The story of this past summer season is one unprecedented in our history. Firstly, there was record breaking rains over 8 weeks that caused Queensland to turn into an inland sea the size of Texas flooding one small town after another! Then it was Brisbane's turn when rain sodden earth couldn't handle a storm that dumped over a foot (30 cm) of rain in 2 hours into the Brisbane River catchment causing, quite literally, an inland tsunami, wiping out the town of Grantham. The ensuing flood will be recorded in history so our future generations will know the phenomenon that we experienced. This is so that they may also learn and understand the aftermath of those atrocities; the stories of loss and despair but also the many stories that characterise our strong Queensland spirit. A tough spirit which proves time and again, that when we get knocked down we get right back up again. However, the flooding events have left 35 people dead, and yet thankfully so many hundreds were saved by our heroic State Emergency personnel. We weep for those lives lost and sadly some of them were cut all too short.

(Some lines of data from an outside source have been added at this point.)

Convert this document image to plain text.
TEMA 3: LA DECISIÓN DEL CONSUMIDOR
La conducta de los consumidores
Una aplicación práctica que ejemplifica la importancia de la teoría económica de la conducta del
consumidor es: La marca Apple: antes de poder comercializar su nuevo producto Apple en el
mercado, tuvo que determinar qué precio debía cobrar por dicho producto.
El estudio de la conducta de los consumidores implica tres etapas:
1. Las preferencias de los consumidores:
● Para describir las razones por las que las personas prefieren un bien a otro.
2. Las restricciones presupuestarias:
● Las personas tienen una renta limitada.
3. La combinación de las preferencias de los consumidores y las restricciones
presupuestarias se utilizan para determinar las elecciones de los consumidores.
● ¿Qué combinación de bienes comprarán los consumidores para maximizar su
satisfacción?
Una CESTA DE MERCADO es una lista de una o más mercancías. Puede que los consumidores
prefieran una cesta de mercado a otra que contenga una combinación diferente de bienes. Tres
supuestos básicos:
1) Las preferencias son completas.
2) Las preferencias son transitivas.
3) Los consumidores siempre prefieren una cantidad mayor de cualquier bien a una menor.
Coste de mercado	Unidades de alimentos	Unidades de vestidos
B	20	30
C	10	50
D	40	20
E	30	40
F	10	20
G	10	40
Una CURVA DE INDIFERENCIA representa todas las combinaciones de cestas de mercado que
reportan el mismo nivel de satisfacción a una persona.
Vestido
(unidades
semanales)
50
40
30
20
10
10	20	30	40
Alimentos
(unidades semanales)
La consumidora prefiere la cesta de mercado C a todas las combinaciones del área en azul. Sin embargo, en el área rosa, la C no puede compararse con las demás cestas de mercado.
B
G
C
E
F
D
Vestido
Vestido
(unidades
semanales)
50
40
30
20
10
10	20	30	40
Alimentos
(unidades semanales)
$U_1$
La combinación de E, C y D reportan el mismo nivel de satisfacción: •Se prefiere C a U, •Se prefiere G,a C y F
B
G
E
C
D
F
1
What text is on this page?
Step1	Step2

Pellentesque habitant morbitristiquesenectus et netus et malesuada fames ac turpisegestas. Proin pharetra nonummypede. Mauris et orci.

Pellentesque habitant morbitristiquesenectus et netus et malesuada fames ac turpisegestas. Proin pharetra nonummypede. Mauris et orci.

And just as thousands of volunteers here in Brisbane, aptly called the MUD ARMY, were clearing away the smelly mud, the waterlogged possessions and taking stock of the damage, a severe (category 5) Katrina-sized tropical cyclone called Yasi bore down on a large part of our northern coast. It totally wrecked 8 communities with it's winds and torrential rains and delivered more misery and sorrow for us to absorb. And still after 2 months, it has left many of us in a state of mind called "disaster fatigue". This is because our Summer-of-Sorrow has a very human face, still characterised by powerful and haunting images. Those images, constantly played through the media, have been very public and confronting. Other images we have of flood waters inundating our friends and neighbours homes are very intimate and were extremely affecting. These are the moments that, while not captured on film, are indelibly etched into our minds.
The Way I See It....the momentous events we experienced have reminded us all of what's important in life. It was an emotional time and as we reflect on our duel tragedies, we will focus on rebuilding and restoring our lovely "garden city" and we will emerge stronger. Also we could not have survived these events of such an unprecedented magnitude without the support and goodwill of many from around the country and around the world. I offer you many thanks for your concerned words and gifts of support.
May those thousands of Queenslanders who have been affected by these tragedies find the strength and patience to travel the difficult road ahead, to heal and emerge stronger. And may those who have lost their lives over this sorrowful summer rest in peace.